A Bittersweet Coming of Age Story
Hotel on the Corner of Bitter and Sweet, by Jamie Ford
This story opens in 1986 in Seattle with fifty-six-year-old Chinese American Henry Lee walking past the old Panama Hotel, where he sees that the new owners are bringing out some things they've discovered in the basement. Among them he sees a Japanese parasol that once belonged to a girl named Keiko, someone he cared very deeply about. These are things Japanese families had to leave behind when they were taken away to America's concentration camps forty years earlier, during the Second World War.

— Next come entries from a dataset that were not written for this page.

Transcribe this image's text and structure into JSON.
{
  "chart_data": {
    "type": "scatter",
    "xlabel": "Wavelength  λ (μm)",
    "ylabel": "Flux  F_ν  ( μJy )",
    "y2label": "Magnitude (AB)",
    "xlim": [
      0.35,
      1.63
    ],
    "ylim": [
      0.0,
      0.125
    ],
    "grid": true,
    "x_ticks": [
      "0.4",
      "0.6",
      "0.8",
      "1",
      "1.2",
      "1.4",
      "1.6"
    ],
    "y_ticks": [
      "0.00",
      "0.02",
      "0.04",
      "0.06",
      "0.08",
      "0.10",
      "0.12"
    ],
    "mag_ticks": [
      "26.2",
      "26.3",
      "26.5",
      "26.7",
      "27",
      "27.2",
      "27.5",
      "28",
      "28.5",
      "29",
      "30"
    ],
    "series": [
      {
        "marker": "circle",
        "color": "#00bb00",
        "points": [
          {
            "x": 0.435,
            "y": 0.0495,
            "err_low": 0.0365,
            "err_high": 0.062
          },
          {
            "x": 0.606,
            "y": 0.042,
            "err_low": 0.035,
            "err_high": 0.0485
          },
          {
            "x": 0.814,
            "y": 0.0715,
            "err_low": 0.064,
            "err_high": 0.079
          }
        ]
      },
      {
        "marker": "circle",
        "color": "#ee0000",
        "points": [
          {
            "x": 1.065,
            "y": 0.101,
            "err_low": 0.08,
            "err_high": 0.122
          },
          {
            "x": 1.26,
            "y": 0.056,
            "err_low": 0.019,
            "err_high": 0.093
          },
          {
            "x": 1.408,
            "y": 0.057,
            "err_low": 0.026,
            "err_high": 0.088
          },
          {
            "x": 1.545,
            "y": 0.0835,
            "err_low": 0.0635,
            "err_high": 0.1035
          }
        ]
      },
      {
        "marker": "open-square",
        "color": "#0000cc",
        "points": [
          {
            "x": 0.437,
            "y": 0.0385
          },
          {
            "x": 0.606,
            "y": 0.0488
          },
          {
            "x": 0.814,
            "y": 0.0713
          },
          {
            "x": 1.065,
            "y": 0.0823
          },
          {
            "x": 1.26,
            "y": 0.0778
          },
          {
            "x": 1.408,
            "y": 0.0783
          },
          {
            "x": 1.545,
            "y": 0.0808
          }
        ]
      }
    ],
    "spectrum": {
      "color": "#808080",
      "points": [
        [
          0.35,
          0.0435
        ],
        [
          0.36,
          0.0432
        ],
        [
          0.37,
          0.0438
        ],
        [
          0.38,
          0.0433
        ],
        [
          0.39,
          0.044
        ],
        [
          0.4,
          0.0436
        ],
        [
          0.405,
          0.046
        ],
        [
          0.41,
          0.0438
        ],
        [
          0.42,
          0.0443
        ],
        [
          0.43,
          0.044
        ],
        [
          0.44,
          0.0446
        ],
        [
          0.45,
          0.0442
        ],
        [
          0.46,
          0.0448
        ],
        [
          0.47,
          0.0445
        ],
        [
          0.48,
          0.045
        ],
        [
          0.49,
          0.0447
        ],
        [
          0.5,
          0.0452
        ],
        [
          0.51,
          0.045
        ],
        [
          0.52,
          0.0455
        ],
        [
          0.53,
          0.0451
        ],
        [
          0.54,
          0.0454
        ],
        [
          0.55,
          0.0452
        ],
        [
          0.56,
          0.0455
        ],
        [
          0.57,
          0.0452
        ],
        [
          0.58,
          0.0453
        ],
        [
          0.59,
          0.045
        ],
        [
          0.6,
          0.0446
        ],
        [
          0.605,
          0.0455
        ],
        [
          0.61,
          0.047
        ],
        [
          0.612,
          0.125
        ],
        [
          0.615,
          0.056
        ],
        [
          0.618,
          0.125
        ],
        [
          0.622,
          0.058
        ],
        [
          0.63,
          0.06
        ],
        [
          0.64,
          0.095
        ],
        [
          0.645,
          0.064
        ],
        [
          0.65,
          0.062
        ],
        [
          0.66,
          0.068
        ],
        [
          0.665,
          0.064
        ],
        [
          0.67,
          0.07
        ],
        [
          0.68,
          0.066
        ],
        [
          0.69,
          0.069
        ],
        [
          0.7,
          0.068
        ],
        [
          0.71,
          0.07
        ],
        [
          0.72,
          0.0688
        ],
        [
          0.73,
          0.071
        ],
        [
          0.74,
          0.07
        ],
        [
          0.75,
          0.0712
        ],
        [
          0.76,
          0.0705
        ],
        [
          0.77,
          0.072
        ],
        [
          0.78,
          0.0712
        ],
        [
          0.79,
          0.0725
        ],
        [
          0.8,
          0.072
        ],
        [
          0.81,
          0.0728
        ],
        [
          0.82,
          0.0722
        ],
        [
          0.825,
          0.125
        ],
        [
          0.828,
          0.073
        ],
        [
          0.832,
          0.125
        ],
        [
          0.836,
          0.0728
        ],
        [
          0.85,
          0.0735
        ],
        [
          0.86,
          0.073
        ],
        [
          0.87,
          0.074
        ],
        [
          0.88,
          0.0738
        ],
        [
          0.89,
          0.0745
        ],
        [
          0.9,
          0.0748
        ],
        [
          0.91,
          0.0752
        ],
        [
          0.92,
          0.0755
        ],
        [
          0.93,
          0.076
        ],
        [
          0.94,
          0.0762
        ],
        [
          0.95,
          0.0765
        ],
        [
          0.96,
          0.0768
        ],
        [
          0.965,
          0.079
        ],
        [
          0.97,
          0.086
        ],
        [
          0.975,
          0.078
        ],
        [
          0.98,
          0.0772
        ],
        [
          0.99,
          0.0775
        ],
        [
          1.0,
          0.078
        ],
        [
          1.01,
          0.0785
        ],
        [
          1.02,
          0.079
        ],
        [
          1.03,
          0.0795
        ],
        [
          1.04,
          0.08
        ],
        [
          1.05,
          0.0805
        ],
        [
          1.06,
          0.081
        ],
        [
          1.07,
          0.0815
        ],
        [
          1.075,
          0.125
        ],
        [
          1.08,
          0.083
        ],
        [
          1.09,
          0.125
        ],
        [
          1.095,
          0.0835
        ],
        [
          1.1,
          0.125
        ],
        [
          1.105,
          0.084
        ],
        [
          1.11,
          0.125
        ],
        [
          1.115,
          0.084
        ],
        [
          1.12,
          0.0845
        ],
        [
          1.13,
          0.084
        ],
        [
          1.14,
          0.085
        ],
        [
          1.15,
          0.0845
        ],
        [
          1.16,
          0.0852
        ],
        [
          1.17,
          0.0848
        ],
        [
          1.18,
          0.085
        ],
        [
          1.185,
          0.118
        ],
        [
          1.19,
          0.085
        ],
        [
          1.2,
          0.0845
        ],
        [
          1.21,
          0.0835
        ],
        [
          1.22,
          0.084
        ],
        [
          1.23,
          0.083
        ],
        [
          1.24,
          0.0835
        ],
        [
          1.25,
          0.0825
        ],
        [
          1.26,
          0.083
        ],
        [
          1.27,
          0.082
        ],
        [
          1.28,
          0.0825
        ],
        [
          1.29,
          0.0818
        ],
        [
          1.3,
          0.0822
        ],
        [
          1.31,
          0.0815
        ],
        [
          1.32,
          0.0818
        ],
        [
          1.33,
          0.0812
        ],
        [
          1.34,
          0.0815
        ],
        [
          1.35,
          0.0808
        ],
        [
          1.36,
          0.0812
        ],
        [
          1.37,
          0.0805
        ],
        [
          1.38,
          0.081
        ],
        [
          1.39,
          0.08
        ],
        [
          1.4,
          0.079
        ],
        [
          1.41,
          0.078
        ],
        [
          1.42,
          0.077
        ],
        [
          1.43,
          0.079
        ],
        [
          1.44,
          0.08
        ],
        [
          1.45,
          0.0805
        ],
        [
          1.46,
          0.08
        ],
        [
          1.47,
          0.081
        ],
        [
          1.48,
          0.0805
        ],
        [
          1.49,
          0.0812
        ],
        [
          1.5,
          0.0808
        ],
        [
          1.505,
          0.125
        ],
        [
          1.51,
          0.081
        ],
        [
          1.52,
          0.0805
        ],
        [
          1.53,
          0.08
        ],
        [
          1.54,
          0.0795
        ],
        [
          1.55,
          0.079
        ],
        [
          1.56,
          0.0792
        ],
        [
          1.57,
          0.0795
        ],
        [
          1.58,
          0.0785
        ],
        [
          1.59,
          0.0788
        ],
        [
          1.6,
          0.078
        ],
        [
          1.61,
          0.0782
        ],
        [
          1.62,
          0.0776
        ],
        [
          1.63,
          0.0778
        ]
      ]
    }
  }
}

Henry has been searching for a very rare and long out of print jazz record that a friend had recorded back in Nineteen and Forty-Two, when Henry was twelve years old. These things are from another time, but it's a time Henry has not forgotten.
In 1942 Henry was the only Chinese student in an all white school. The kids tormented him, because he looked Japanese and we were at war. His father, a man who loathed everything Japanese, made a button for Henry that said, "I am Chinese." It was embarrassing. He was bullied at school. The first day they stole his lunch, so everyday thereafter he gave his lunch to a street playing black jazz saxophonist, named Sheldon. A man he'd be friends with forever.
Henry works at in the school cafeteria, serving the white kids. One day a new person, Keiko Okabe, is there working with him. She's Japanese and a new student in the school. They form an instant friendship. They're only twelve, but they know the hazards their friendship can cause, still they risk it.
Henry introduces Keiko to Sheldon and one day they go to an alley outside a club where Sheldon is playing with Jazzman Oscar Holden. Holden sees them, invites them in and dedicates a song to them, which he later records. This is the record Henry spends four decades looking for, the record he hopes is in that basement, for it is their song, his and Keiko's.
Keiko bought him the record, but he couldn't take it home, because in addition to hating the Japanese, Henry's father hates Jazz. He's a stern guy, Henry's father. So when Keiko and her family are taken to a camp, for their own protection, the record, along with Keiko, is lost to Henry. He is able to visit her and he gets his first kiss and they promise to write and he promises to wait. But he's only thirteen now and when her letters stop coming, he moves on, meets a postal worker named Ethel, who is Chinese, much to his father's delight. And they marry.
Forty years later, six months before Henry sees Keiko's parasol at the Panama Hotel, Ethel dies of lung cancer. Can Henry make things right? Can he fix his life? Is that record in that basement? Can he find Keiko again? Should he? These are all questions that kept me turning the pages of this bittersweet coming of age story. Young love, it's the finest thing there is.